Books that might just force me to change the way I view others in the world.

As I learned as I read Where the Red Fern Grows, the reading is worth the risk.

What will you read? What book scares you? Why? I’d love to hear from you!

6 Comments on “Overcoming a Book Phobia

  1. I didn’t read the Chronicles of Narnia until I was in college, not because they scared me, but because they were books that my older brother liked. I had one of those unwritten rules of siblinghood that said that if my brother liked it, I must not. I was glad that I grew out of that phase (mostly).

    Liked by 1 person

    • Oh, I understand the sibling thing. I, however, did everything my big sister told me to because I wanted her to think I was awesome.

      I’m glad you eventually gave Narnia a try. It would be sad to live life without a little Narnia.

      Liked by 1 person

  2. I have also never read Where the Red Fern Grows, not because I didn’t want to, but because I skipped eighth grade English (I also missed Johnny Tremain, Sounder, etc.). Someday, I do still plan to read it. I remember in elementary school reading A Dog Called Kitty and bawling my eyes out at the end (because, of course, the dog dies, right?). I was a big National Geographic watcher and was in the video club (I still have about fifty VHS tapes of NG specials) and those deaths never bothered me because I didn’t have a personal connection with the animals (they weren’t “characters” to me). One of my favorite books as a kid was Island of the Blue Dolphins. I started reading it to Zach (we used to read aloud to each other at night for quite some time) but he didn’t want to go on because her brother dies and it was too sad. I had never really thought of it as all that sad (callous much?). My main favorite as a kid was Watership Down, which is CHOCK FULL of death (of cute little rabbits, no less).
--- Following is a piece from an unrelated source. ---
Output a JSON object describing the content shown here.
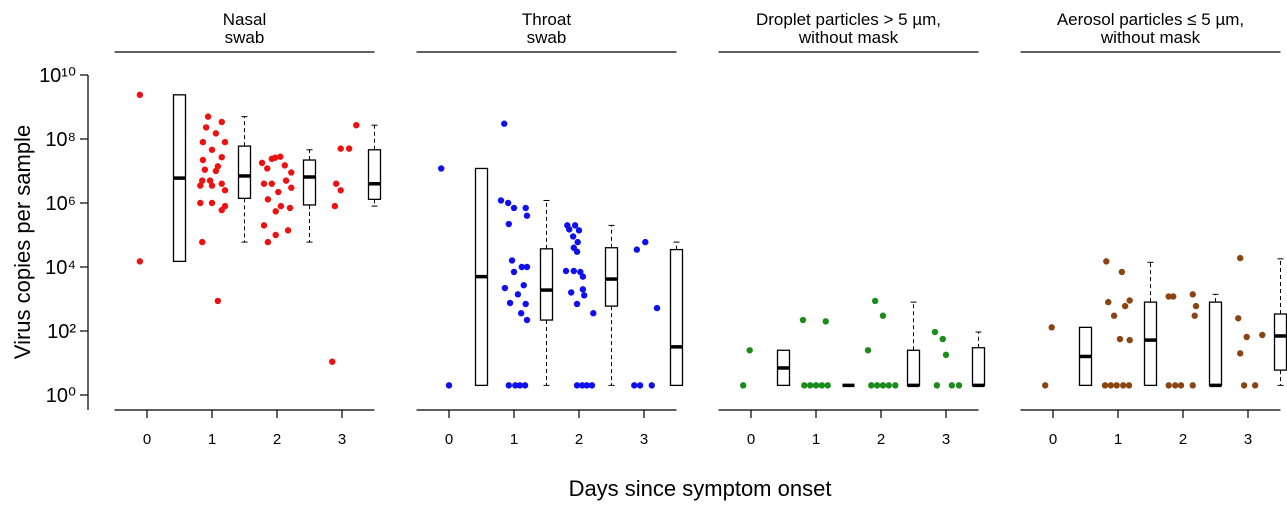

    I don’t think there are any books I’m afraid to read. HOWEVER, I do not like horror movies. They always make it into my dreams. When I Am Legend came out the previews made it look like an adventure movie, so I was very unpleasantly surprised when it became a horror movie. We were in the theater, so I didn’t leave, but those rage-virus-addled-hivey-zombie-people messed with my head for over a week. Also, I was pregnant at the time and I was worried (irrationally, I’m sure) that all the fear chemicals in my brain might affect the baby. I dunno… :/


    • I was assigned Watership Down in a contemporary lit class in college. My grandmothers had both died a few weeks before (yes, they died the same week…it was AWFUL). Anywho, I couldn’t make it through because the bunny deaths got to me too much. It’s one of those books on my “I’m scared, but I’ll have to read it anyway” books.

      Zombie movies seriously creep me out. They give me horrible dreams. I’m with you there.


  3. This post reminds me of Old Yeller. I just hated the movie – and i bet the book isn’t any different. (Gee, it still brings tears to my eyes.)